Sparse matrix multiplication randomly causes NaNs

Hi,

I’ve run into an issue where a sparse matrix multiplication causes NaN values for no good reason. I can’t share the source code and the data, plus it doesn’t always happen so it’s quite hard to reproduce.

I’m just wondering if anyone else has encountered anything similar?

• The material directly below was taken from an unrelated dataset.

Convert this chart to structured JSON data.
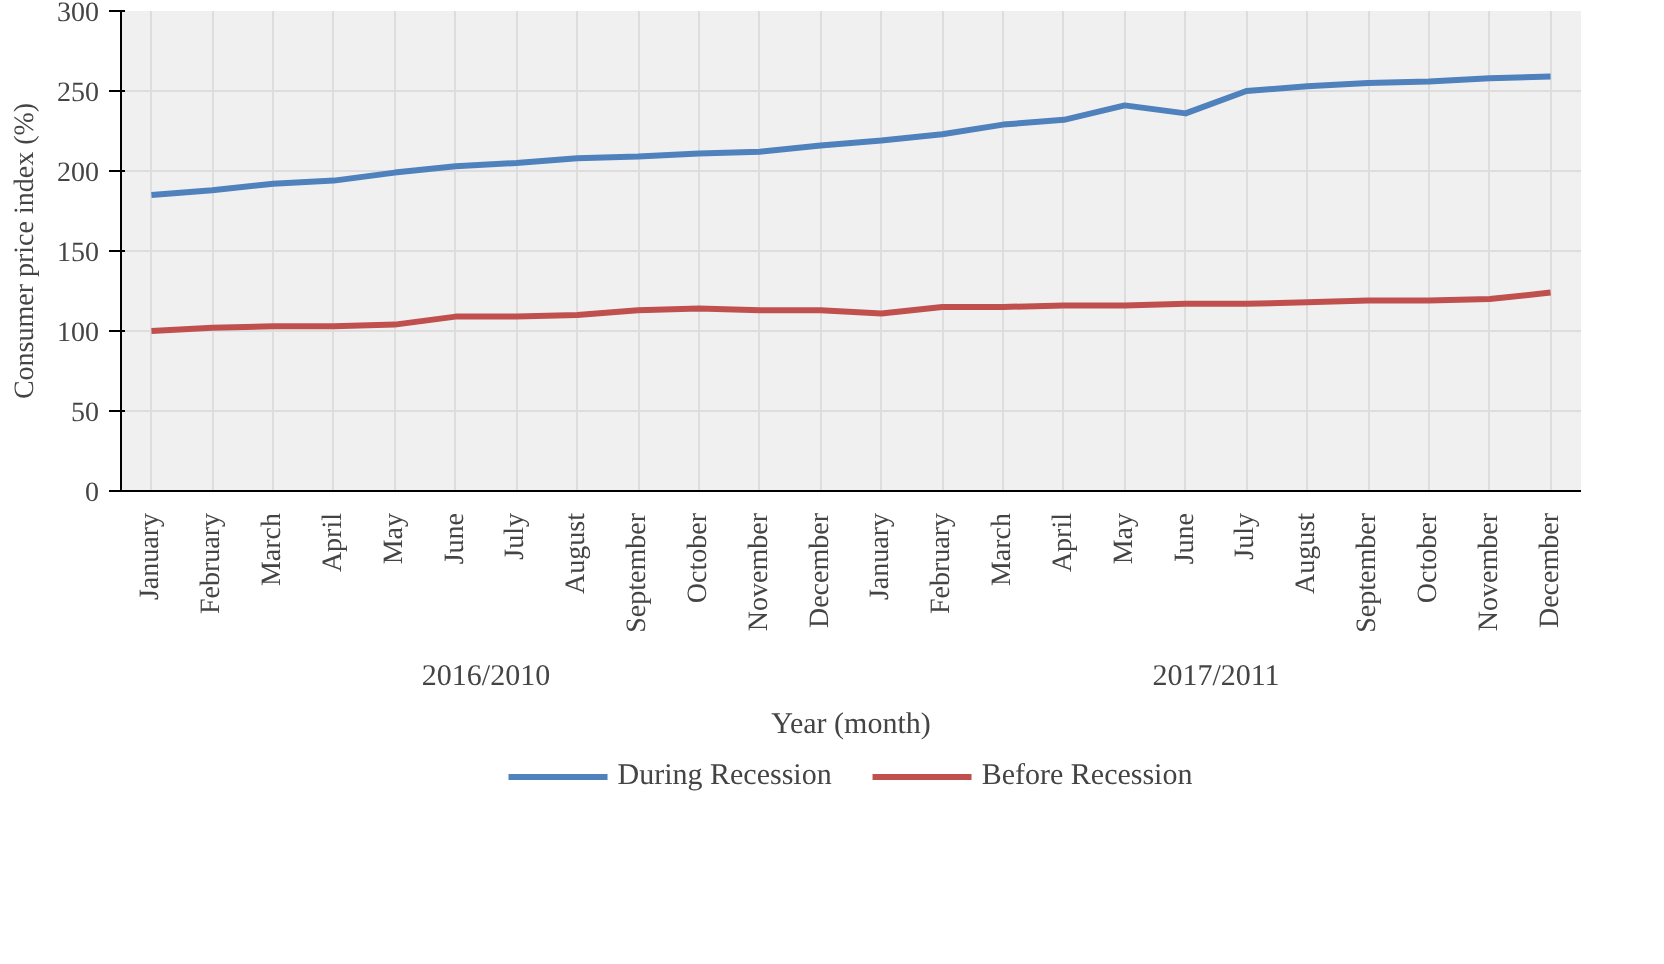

It’s so random and I’ve no idea why it sometime breaks and sometimes not.

Here’s an example of the code that breaks:

    def my_foo(a: Tensor, b: Tensor, sparse_matrix: Tensor) -> Tensor:

        c = a + 1j * b # torch.complex128
        assert not torch.isnan(c).any() # all good, no nans
        
        # originaly torch.int64 (a matrix of ones and zeros), sparse csr
        sparse_matrix = sparse_matrix.to(c.dtype)
        assert not torch.isnan(sparse_matrix .values()).any() # all good, no nans
        
        # the dimensions are c: (32700,), and sparse_matrix: (302200, 32700) so quite large
        result = sparse_matrix @ c

        assert not torch.isnan(result ).any() # this assertion fails, there are nans (some entries are nans, not all)
        return result

So neither sparse_matrix nor c contain NaNs, yet when multyplying them NaNs occur.